During the COVID-19 pandemic all cruises were suspended. The first post-pandemic cruise was the American Queen Voyages ship, Ocean Voyager which departed February 21, 2022 for a 12-day cruise to destinations along the Atlantic coast. The Carnival Spirit departed on March 7, 2022 for a 5-day Bahamas trip.

==Ferry service==

The Saint Johns River Ferry (also known as the Mayport Ferry) crosses the St. Johns River, connecting Mayport to Fort George Island. The 0.9 mi crossing is part of State Road A1A and departs every half-hour. The ferry has been operating since 1948 and is the last active ferry in Florida.

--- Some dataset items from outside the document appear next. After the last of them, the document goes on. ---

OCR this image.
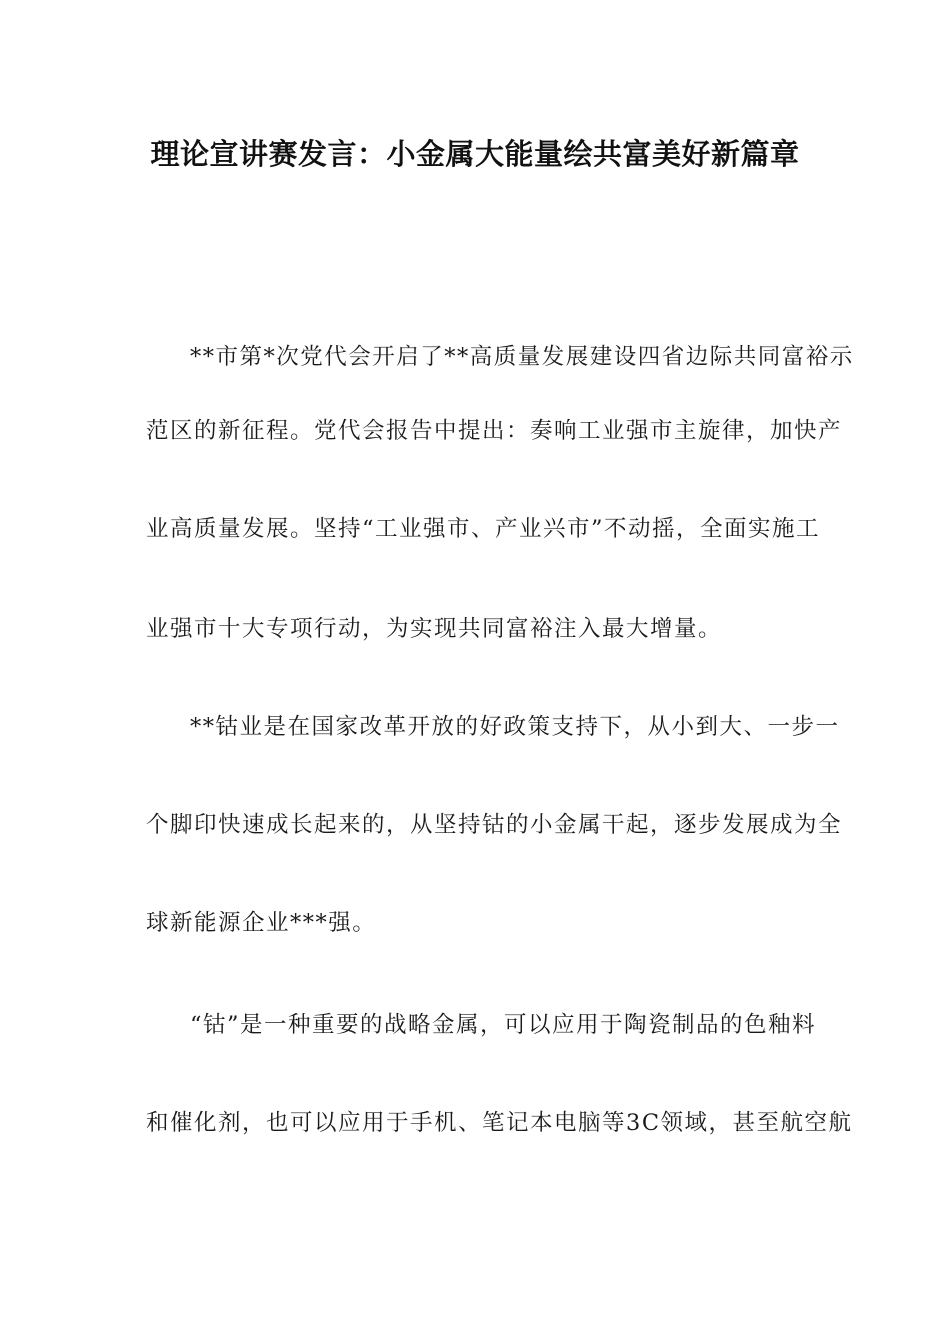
理论宣讲赛发言：小金属大能量绘共富美好新篇章
**市第*次党代会开启了**高质量发展建设四省边际共同富裕示
范区的新征程。党代会报告中提出：奏响工业强市主旋律，加快产
业高质量发展。坚持“工业强市、产业兴市”不动摇，全面实施工
业强市十大专项行动，为实现共同富裕注入最大增量。
**钴业是在国家改革开放的好政策支持下，从小到大、一步一
个脚印快速成长起来的，从坚持钴的小金属干起，逐步发展成为全
球新能源企业***强。
“钴”是一种重要的战略金属，可以应用于陶瓷制品的色釉料
和催化剂，也可以应用于手机、笔记本电脑等3C领域，甚至航空航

The Florida Department of Transportation, which had always operated the service, had the Mayport Ferry line item budget vetoed by Governor Charlie Crist for 2007-2008. Rather than terminate the service, the City of Jacksonville assumed responsibility, but lost over $1 million in one year.
Mayor John Peyton announced that there was no money available in the next budget.
The Jacksonville Port Authority took over operation of the ferry in 2007 and raised the standard fare from $3.25 to $5.00, but still lost half a million dollars each year. However, they use port revenue, not tax money, to underwrite the operation.
After taking over, the JPA decided to cut costs and sell the Blackbeard, the backup vessel built in 1956. That meant that whenever the Jean Ribault had problems, ferry service would be suspended. On February 5, 2009 the ferry was put into dry dock for routine maintenance, but hull corrosion required an extra week of repairs, and there was no service for a month.